Paiement mobile NFC DMA : Apple Pay et Google Pay 2026



Le paiement mobile NFC DMA change surtout une chose en 2026 : sur iPhone, l’accès au paiement sans contact n’est plus réservé à Apple Pay dans l’Espace économique européen. Pour un commerçant, une banque, une fintech ou un éditeur d’application, cela ouvre des options, mais pas un raccourci magique. Les contraintes réglementaires, bancaires, sécurité et certification restent lourdes.


Paiement mobile NFC DMA : Apple Pay et Google Pay 2026

Paiement mobile NFC DMA : ce qui change vraiment en Europe

Le DMA, pour Digital Markets Act, est le règlement européen de 2022 qui encadre les grandes plateformes numériques considérées comme contrôleurs d’accès. Son article 6(7) impose notamment davantage d’interopérabilité, c’est-à-dire la capacité pour des services tiers d’utiliser certaines fonctions matérielles ou logicielles déjà disponibles pour les services de la plateforme.

Dans le cas d’Apple, le sujet sensible était la puce NFC de l’iPhone. NFC signifie Near Field Communication : c’est la technologie de communication à très courte distance utilisée pour payer en approchant un téléphone d’un terminal. Avant les engagements acceptés par la Commission européenne le 11 juillet 2024, Apple Pay était le seul portefeuille mobile autorisé à accéder à cette fonction pour le paiement en magasin sur iOS.
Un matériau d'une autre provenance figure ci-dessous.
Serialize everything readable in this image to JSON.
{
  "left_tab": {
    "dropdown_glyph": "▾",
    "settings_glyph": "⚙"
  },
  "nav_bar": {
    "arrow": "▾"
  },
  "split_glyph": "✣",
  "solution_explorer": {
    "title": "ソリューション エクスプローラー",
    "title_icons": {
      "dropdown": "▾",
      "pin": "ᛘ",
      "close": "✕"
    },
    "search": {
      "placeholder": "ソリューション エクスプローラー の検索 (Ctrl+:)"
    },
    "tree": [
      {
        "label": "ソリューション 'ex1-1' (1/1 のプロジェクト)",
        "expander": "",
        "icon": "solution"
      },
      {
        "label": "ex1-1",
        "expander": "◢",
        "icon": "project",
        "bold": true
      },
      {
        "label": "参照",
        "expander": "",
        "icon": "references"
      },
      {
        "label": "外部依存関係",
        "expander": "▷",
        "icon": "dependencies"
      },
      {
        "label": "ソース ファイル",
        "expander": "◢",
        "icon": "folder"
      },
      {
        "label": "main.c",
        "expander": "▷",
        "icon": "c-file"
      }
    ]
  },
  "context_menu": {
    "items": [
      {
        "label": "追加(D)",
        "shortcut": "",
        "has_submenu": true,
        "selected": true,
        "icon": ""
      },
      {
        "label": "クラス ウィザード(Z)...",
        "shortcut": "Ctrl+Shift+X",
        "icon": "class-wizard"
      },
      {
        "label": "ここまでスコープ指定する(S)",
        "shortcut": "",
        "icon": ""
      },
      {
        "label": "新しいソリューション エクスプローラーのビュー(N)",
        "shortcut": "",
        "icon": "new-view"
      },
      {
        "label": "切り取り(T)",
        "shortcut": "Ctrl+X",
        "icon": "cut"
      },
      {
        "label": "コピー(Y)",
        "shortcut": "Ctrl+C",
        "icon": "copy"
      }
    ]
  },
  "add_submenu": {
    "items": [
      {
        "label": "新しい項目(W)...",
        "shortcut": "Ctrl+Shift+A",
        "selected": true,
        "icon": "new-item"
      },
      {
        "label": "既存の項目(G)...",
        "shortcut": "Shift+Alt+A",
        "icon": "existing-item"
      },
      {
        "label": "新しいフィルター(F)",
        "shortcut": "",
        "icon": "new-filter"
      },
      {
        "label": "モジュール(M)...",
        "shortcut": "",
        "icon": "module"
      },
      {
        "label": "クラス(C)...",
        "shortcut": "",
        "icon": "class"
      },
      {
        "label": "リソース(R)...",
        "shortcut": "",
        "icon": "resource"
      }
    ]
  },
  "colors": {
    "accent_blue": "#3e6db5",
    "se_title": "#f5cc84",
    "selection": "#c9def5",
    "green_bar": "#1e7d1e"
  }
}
La Commission a rendu juridiquement contraignants les engagements d’Apple pour 10 ans dans l’Espace économique européen. Des applications de paiement tierces peuvent donc accéder gratuitement à la fonction « tap and go » de l’iPhone, sans passer par Apple Pay ni Apple Wallet, sous conditions. Un mandataire indépendant surveille le respect de ces engagements, avec un risque d’amende pouvant atteindre 10 % du chiffre d’affaires annuel mondial en cas de non-respect.

Concrètement, cela ne veut pas dire que n’importe quelle application peut devenir un moyen de paiement du jour au lendemain. En 2026, la documentation Apple indique qu’un développeur doit obtenir un accord avec Apple et un droit technique spécifique, appelé NFC & SE Platform entitlement. SE désigne le Secure Element, un composant sécurisé qui stocke ou traite des éléments sensibles liés au paiement.

Apple Pay, Google Pay et wallets tiers : trois réalités différentes

Apple Pay reste une solution très intégrée : l’utilisateur ajoute une carte dans Apple Wallet, puis paie avec Face ID, Touch ID ou le code de l’appareil. L’ouverture du NFC ne supprime pas Apple Pay. Elle permet plutôt à une banque, un établissement financier ou un prestataire de services de paiement autorisé de proposer sa propre application de paiement sans contact sur iPhone.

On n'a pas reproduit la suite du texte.